第51話 8日目②
お城の前から人形が来た。人が来た。どっちだろう。でもとりあえず、三谷さんの、あっ、の意味は分かった。あいつらが動いてる。こっちに向かって。ただならぬ気配で。あいつらが腕を伸ばせば届くぐらいのところまで来た。あいつらの正体は分かった。甲冑だ。動く甲冑。生きてる甲冑。
「ちょっと、これ甲冑。」椎名さんが言う。
「うん。なにこれ。」御紋さん。
「多分、魔力かなんかじゃない。」後ずさりしながら、三谷さん。
「でも、前にしか来ないので、横に避けましょう。」僕がそう言って、二組に分かれ、甲冑へ道をあける。彼らは迷路の方へ闊歩していった。どちらかといえば早歩きだが。
「良かった~。」椎名さんから安堵の声が漏れる。
「うん。まだあっちに行ってる。」三谷さん。
「面白いね。なんか不思議。」御紋さん。
「そうですけど、こっちに折り返して来たら困るんですよね。」僕が言う。前に、何かが動いている。紐のようだ。
「これ、紐ですよね。」僕が言うと、
「うん。二本あっちから伸びてる。」椎名さんが言う。
「そうですね。」僕が返す。
「多分さ、これって。」御紋さんが言う。
「さっきまでの人形の紐だよね。」たしかに。
「なるほど。じゃあ、魔法じゃないんだ。」三谷さんが言う。
「ということは。」こう言って、ナイフで紐を切る。二本目も。
ダンッ。ダンッ。
二回渇いた鈍い音がした。おそらく二体が倒れた音だろう。まあ、動力源とつながらなくなったんだから、当然だろう。
「ホントに倒れたね。」椎名さんが驚いている。
「どう。正解だよ!ねぇ。」御紋さんが言う。
「すごいですよ。」そう言うと、
「だよね。」と嬉しそうだ。
「じゃあ、行こう。」三谷さんが言う。あともうちょっと前に、城の入り口が、大きな観音扉が見える。装飾は豪華だが、品があり、大自然と調和している。
結局、思ったより時間がかかったが城の前まで来た。
「じゃあ、開っけま~す。」御紋さんが楽しそうに言う。
「ちょっと待ってよ。」手を扉にかけかけた、御紋さんに、椎名さんが止めに入る。
「まあ、行こう。行くしかないし。」三谷さん。
「そうですね。では、御紋さん、どうぞ。」御紋さんが開ける。僕は背後と前方に同時に注意を向ける。だがあっけなかった。中には少し一本道の廊下があって、すぐ部屋があった。三人もガッカリというか安心というか、拍子抜けだ。
「なんだ、また扉だよ。」これは御紋さん。
「でも、次からなんかいるだろうね。」と三谷さん。
「もしくは、危ない仕組みとか。甲冑みたいに。黒魔術使うことになるかも。」椎名さんすっかり、黒魔術師が板についている。
「じゃあ、サクサク行きましょう。」僕が言う。
「うんっ。」御紋さんがさっそく走って、扉に手をかける。
「待ってよ。」三谷さんがそう言いながら追いかける。僕たちも走る。結局すぐ扉の前だ。また、御紋さんが開ける。次は構える時間なんてなかった。

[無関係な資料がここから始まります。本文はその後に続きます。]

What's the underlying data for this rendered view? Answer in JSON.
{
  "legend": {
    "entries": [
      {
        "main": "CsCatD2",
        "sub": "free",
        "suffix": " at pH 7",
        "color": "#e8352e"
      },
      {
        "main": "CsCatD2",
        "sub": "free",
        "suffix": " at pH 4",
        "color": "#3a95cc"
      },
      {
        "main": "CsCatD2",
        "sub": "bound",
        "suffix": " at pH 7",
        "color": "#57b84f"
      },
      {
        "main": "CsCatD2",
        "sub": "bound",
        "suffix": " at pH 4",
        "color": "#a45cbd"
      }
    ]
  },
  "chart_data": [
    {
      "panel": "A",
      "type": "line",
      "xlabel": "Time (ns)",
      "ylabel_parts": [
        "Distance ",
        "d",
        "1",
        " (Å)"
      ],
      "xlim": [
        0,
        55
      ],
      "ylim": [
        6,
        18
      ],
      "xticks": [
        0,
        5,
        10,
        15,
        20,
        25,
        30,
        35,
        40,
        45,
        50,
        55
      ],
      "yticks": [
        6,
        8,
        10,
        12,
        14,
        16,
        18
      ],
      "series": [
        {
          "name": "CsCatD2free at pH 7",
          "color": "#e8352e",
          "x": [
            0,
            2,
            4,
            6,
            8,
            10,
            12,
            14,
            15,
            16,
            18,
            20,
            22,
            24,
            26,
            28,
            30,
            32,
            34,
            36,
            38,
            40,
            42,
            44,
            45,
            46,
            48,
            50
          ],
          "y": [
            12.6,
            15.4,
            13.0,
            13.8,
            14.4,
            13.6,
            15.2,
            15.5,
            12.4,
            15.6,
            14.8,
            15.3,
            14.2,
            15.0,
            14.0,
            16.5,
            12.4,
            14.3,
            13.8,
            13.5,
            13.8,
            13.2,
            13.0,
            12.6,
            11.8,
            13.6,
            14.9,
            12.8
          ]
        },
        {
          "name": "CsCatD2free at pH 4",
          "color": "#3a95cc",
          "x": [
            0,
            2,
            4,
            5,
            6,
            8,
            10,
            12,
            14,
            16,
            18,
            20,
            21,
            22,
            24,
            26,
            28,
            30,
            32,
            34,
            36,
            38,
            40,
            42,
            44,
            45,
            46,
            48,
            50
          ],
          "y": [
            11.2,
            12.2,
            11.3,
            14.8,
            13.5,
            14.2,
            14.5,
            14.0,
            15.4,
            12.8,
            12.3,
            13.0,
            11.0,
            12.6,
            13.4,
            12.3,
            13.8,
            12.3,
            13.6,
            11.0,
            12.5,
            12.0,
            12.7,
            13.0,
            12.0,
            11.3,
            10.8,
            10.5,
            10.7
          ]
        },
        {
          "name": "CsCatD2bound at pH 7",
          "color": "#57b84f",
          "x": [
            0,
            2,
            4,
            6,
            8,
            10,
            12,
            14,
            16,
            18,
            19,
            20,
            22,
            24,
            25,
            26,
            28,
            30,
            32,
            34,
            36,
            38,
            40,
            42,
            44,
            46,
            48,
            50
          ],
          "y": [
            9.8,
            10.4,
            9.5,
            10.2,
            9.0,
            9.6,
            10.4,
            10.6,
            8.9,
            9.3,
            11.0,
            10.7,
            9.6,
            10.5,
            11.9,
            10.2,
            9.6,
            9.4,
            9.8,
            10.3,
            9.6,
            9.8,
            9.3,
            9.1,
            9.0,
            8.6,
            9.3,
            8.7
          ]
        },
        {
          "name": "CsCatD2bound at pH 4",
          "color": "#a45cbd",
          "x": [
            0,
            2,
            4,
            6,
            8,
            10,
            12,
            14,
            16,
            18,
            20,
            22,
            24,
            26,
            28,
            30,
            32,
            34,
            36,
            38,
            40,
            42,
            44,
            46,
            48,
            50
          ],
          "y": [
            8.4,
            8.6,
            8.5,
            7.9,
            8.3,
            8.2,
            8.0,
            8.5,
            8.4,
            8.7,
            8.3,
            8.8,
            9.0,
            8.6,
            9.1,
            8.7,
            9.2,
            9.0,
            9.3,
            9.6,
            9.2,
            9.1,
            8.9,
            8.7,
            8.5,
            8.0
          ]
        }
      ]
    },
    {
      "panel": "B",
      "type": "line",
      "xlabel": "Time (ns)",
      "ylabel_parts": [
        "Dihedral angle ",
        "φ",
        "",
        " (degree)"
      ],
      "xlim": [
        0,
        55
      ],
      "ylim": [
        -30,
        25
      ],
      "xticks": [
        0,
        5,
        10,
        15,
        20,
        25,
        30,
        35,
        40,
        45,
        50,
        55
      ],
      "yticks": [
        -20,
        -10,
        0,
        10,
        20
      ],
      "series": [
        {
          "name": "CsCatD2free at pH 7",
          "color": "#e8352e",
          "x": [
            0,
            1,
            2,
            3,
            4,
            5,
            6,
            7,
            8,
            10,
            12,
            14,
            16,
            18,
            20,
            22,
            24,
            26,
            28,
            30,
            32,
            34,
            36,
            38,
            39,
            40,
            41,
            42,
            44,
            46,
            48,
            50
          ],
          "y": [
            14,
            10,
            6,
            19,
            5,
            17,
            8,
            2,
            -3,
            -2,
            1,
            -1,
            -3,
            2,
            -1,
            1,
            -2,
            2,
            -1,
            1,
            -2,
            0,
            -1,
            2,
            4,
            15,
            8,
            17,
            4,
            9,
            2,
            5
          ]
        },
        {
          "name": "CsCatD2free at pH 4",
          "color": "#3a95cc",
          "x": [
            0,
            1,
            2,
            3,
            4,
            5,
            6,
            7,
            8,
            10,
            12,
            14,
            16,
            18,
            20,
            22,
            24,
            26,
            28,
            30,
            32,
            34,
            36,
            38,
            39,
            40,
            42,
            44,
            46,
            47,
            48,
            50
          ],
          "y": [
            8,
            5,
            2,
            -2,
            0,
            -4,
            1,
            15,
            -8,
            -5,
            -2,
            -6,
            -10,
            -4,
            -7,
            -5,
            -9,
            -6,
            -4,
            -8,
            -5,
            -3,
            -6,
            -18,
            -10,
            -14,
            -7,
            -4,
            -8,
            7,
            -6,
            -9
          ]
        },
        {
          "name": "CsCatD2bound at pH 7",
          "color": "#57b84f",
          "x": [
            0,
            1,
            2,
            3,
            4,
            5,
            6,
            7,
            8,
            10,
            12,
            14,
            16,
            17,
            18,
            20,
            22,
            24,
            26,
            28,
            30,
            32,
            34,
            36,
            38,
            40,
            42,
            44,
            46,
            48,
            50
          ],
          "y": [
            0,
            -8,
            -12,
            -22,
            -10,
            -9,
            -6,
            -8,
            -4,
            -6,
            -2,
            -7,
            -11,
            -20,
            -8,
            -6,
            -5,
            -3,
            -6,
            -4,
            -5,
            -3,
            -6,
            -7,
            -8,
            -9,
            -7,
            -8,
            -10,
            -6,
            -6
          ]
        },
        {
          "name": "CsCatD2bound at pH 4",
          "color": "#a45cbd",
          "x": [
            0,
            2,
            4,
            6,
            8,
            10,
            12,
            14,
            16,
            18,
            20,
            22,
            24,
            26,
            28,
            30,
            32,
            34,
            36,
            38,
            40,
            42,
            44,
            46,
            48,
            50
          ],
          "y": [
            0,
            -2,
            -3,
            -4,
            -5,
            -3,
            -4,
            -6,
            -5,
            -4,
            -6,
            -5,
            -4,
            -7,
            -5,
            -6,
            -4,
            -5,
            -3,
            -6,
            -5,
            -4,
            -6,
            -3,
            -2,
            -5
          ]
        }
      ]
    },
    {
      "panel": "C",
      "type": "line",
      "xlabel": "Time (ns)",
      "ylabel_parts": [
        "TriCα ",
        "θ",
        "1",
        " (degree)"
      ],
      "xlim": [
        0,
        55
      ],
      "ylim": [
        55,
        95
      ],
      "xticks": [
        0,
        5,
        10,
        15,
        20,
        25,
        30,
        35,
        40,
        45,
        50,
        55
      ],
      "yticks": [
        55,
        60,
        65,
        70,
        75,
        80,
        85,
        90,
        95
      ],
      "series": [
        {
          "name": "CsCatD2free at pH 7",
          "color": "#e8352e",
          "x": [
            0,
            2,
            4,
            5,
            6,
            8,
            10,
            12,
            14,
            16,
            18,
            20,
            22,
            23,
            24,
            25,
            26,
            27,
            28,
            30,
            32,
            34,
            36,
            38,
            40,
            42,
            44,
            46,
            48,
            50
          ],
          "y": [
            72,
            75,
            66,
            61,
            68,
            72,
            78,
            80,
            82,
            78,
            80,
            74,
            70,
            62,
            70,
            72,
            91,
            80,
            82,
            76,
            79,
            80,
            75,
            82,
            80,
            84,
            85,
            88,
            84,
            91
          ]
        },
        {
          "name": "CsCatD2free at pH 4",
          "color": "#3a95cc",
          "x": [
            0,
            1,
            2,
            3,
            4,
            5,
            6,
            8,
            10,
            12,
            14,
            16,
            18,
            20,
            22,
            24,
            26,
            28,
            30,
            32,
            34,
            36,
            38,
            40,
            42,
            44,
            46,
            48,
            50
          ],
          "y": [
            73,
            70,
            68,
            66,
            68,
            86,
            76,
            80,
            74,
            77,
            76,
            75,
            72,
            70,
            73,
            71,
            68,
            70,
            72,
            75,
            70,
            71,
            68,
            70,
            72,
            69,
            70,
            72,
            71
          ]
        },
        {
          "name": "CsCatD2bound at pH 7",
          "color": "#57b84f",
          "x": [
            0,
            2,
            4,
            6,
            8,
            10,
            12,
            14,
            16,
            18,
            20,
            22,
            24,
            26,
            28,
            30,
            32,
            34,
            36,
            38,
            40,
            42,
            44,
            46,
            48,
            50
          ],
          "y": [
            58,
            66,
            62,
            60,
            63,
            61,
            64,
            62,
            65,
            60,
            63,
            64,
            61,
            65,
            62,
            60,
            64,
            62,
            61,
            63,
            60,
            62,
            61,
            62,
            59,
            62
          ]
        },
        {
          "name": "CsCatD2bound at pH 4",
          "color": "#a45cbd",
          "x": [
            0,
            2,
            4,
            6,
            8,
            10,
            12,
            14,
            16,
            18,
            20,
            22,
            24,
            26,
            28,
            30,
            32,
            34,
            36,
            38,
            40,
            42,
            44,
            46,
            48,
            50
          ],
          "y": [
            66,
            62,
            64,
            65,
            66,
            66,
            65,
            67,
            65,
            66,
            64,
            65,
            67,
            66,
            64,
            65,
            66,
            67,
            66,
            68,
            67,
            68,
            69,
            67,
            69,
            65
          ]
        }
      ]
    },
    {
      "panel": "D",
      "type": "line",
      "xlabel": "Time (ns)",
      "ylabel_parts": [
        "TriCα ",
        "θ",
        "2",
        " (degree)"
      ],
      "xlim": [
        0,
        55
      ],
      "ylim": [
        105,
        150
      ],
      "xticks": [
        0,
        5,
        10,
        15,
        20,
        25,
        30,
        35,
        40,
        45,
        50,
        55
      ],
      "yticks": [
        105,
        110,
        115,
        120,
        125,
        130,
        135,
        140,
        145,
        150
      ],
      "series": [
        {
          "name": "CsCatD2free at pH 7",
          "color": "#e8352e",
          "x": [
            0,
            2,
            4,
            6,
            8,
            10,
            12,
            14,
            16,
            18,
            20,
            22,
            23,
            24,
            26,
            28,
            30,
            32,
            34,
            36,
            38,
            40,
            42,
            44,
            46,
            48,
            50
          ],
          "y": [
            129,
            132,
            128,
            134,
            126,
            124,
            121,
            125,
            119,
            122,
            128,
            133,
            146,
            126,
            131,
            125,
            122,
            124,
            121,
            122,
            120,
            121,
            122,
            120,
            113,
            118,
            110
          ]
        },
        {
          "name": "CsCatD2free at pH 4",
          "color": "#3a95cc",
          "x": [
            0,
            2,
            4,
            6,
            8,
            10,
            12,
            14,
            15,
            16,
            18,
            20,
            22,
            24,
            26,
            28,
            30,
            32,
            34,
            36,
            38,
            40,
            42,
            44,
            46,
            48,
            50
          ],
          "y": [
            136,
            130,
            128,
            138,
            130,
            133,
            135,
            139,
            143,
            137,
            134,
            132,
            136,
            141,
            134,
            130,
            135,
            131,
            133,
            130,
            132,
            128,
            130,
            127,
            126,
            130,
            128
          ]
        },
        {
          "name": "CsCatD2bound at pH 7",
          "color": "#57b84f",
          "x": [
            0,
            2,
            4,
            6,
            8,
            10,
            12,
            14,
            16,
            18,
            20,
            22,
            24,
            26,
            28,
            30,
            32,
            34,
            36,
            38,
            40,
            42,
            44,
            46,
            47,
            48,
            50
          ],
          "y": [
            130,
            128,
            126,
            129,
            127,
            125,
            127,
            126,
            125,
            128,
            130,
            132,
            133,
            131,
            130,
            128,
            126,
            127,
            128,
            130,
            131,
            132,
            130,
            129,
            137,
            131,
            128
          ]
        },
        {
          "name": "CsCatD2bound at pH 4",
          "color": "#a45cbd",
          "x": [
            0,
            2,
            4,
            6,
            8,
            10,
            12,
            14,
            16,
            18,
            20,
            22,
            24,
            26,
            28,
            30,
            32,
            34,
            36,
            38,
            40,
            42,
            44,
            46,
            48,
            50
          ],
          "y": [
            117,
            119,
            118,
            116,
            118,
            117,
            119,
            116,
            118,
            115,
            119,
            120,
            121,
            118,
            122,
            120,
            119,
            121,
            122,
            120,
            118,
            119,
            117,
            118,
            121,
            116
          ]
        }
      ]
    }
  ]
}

「おぉ。」僕がつぶやいていた。目の前は普通の部屋だった。さっきの廊下やお城の外見にふさわしい、部屋だ。中の雰囲気はなんというか、暑い雰囲気だ。実際気温は高くないだろうが。
「なんか、すごい雰囲気だね。」椎名さんが言っている。
「うん、よくわかんないけど。」そう言って御紋さんが扉から一歩前に出てついに部屋に足を踏み入れた。
「なんだ、最初は嬢ちゃんか。男がいたろ、一人。ていうかみんな出て来いよ、早く。」そんな声が聞こえる。たしかに先に御紋さんを行かせたのは心配だし、どうかと思う。だが、なぜ男が一人いると、ばれたのだろう。どこがで見られたのだろうか。
「まあ、良い。別にここは暑いサウナでも何でもない。俺は魔王様が待っているお部屋に侵略者がたどり着くまでに、追い払う『三人の番人』の一人、バンガだ。」そういう、バンガは魔物だろうが身長は一メートルちょいぐらいだろうか。
「わかった。で、私たちは何すればいいの。」こういう時にすぐ状況を理解して、前に進もうとするのは、御紋さんだ。魔界に来て魔王に遭った時もそうだった。たしか。そんな僕の考えも知らずにバンガの声が聞こえる。
「おまえらには、あるゲームをしてもらう。」
図太い声の後ろには、暑い空気が目に見えるようだった。